From the high open doorway of the Great Hall spills a babble of music and talk, together with the drifting perfume of some scented oil burning to sweeten the air. On the threshold, Castelnau turns and points a finger into my face, so suddenly that I almost trip over him.
‘And no trouble, Bruno.’ He smiles, but the warning is meant.
I understand him. I am here by his invitation and this is no small thing; I have a reputation in Europe for courting controversy, but this evening I am representing the French embassy and, by extension, King Henri himself. I would be expected to conduct myself meekly at the best of times, but in the present circumstances, it is vital that Queen Elizabeth continues to think well of Henri of France and his ambassador. As Castelnau sees it, their relationship may be all that stands between England and war. Courcelles smirks, but I merely nod obediently. Castelnau, satisfied, turns, adjusts his doublet and prepares to make his entrance. As he does so, Marie turns back to me and winks.

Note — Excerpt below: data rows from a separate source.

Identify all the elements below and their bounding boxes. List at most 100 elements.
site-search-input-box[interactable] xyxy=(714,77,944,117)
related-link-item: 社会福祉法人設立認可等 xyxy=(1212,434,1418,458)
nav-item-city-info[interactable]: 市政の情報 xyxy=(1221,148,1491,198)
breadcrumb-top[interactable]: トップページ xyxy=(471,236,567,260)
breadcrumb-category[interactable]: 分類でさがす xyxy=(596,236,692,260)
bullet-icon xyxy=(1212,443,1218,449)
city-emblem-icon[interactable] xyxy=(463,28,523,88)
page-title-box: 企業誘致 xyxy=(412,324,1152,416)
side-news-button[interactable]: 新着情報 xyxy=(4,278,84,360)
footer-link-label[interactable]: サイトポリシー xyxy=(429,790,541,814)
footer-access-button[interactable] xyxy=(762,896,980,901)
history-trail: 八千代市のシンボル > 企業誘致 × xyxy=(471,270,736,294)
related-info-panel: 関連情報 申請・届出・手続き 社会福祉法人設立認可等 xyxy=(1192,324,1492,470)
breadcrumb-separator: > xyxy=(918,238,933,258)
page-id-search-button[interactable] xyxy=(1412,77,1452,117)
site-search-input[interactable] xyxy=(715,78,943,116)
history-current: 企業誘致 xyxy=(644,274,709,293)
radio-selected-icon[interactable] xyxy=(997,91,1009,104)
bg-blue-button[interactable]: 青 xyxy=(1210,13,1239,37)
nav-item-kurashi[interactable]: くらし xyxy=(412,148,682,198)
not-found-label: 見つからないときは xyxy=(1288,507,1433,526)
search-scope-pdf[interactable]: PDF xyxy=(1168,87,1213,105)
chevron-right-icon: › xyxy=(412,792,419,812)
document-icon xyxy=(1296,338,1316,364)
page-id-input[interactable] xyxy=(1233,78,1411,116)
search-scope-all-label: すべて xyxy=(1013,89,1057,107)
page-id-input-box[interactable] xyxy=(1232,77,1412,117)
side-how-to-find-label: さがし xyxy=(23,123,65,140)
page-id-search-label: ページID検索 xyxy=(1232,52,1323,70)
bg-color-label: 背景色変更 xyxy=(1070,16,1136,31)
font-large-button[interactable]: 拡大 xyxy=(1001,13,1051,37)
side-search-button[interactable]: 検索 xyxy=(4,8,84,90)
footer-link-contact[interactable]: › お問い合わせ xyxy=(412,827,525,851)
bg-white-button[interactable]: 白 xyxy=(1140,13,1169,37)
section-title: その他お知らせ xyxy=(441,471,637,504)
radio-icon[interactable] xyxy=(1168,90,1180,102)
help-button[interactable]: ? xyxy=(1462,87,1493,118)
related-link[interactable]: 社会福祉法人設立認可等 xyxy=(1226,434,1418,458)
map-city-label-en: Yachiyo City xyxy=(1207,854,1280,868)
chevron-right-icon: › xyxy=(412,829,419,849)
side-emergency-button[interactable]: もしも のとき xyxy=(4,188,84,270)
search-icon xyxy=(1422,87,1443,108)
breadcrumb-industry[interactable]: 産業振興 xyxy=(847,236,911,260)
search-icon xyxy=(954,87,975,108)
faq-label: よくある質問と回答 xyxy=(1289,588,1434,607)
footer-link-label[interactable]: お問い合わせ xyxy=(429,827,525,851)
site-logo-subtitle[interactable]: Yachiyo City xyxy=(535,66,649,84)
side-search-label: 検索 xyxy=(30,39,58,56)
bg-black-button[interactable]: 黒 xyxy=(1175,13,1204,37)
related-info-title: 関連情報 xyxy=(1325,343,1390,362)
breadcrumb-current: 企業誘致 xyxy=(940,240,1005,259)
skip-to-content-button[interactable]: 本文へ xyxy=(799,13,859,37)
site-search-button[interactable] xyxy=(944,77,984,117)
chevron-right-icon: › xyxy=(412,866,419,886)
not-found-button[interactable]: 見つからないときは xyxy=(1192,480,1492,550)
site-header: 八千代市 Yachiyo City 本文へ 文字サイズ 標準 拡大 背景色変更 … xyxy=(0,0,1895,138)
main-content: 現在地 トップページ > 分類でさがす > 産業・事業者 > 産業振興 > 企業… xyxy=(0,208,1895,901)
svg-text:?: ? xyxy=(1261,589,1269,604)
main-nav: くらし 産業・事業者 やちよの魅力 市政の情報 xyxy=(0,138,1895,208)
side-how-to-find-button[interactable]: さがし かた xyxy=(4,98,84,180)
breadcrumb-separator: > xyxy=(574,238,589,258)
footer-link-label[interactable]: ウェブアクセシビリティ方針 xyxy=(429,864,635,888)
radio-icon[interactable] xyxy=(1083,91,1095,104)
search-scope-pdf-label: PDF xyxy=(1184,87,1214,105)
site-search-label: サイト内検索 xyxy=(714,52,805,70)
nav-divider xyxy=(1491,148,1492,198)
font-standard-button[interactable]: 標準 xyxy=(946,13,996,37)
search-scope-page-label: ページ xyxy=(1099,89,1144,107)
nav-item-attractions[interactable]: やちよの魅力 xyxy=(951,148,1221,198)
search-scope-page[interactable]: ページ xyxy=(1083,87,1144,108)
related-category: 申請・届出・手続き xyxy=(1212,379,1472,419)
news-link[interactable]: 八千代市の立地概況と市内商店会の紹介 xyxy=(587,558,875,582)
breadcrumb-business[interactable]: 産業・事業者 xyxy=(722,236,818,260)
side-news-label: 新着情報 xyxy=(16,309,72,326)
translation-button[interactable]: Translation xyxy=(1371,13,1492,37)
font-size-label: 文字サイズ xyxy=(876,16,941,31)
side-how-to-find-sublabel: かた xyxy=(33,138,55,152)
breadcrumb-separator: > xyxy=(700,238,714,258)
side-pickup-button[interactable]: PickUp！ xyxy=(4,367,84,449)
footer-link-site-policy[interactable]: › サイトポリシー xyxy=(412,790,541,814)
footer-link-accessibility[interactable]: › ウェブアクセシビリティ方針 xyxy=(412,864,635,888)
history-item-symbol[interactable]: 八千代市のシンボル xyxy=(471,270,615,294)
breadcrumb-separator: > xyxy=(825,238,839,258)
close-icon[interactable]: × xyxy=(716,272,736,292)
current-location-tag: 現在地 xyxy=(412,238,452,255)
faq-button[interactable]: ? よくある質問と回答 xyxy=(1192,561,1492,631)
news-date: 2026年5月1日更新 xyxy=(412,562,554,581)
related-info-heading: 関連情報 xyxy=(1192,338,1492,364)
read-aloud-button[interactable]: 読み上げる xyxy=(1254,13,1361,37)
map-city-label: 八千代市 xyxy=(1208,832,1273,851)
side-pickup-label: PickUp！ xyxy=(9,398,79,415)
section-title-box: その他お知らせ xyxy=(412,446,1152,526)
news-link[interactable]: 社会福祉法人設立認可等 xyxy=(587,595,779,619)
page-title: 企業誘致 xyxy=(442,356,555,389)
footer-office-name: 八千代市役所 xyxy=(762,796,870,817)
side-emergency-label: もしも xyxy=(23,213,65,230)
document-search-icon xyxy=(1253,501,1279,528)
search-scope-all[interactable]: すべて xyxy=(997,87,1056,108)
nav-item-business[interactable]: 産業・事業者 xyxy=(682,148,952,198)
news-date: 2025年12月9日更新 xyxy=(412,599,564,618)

But the splendour of the spectacle before us drives all other thoughts from my mind. The hall arches overhead, the upper portion of its walls all light from the high pointed windows of stained glass, drawing the eye upward to the dark wood spans of the great hammer-beam roof, with its elaborately carved tracery and gilded spandrels. From each of the wall braces hangs a coloured banner embroidered with some royal insignia in golds, crimsons, azures. The lower parts of its long walls, where I can glimpse them through the crush of people, are decorated with exquisitely detailed Flemish tapestries depicting scenes from the Old Testament, bordered with gold damask. Courtiers in silks and velvets of all hues gather in groups or mingle around the room, glancing at one another and parading their finery; the men wear puffed knee-breeches with white silk stockings to show off their calves, doublets with sleeves slashed to reveal the jewel-coloured lining, and wide starched lace ruffs
that give them the air of birds fanning out their feathers in a mating display, with cuffs to match. Over one shoulder they drape short capes of velvet fastened with gold or jade brooches, and as they lean in to converse, the long peacock feathers on their caps nod and sway, and sometimes become tangled up with one another. Some of them carry silver pomanders at their belts, and the air is thick with spiced perfume; they all, without exception, carry ornamental swords, swinging by their thighs in elaborately embellished scabbards. I am surprised that a queen who lives under perman ent threat of assassination should tolerate her courtiers coming armed into her presence, but perhaps even she dare not part a gentleman from his weapon. Sidney once told me that she had forbidden duelling among the gentlemen of the court, with a penalty of losing one’s right hand. The awkwardness of their costumes obliges these courtiers to walk with their legs slightly parted, in an exaggerated swagger; there is something comical about their strutting and their anxious glances to one side and the other to make sure they are being noticed. I can only imagine what they would be like if there were more women present.
A group of musicians play subtle string compositions in a vaulted alcove set before one great window that stretches from floor to ceiling. The effect is magnificent as the setting sun slants low through the patterned panes, illuminating the musicians’ heads and shoulders before painting its coloured geometry over the rush-strewn floor.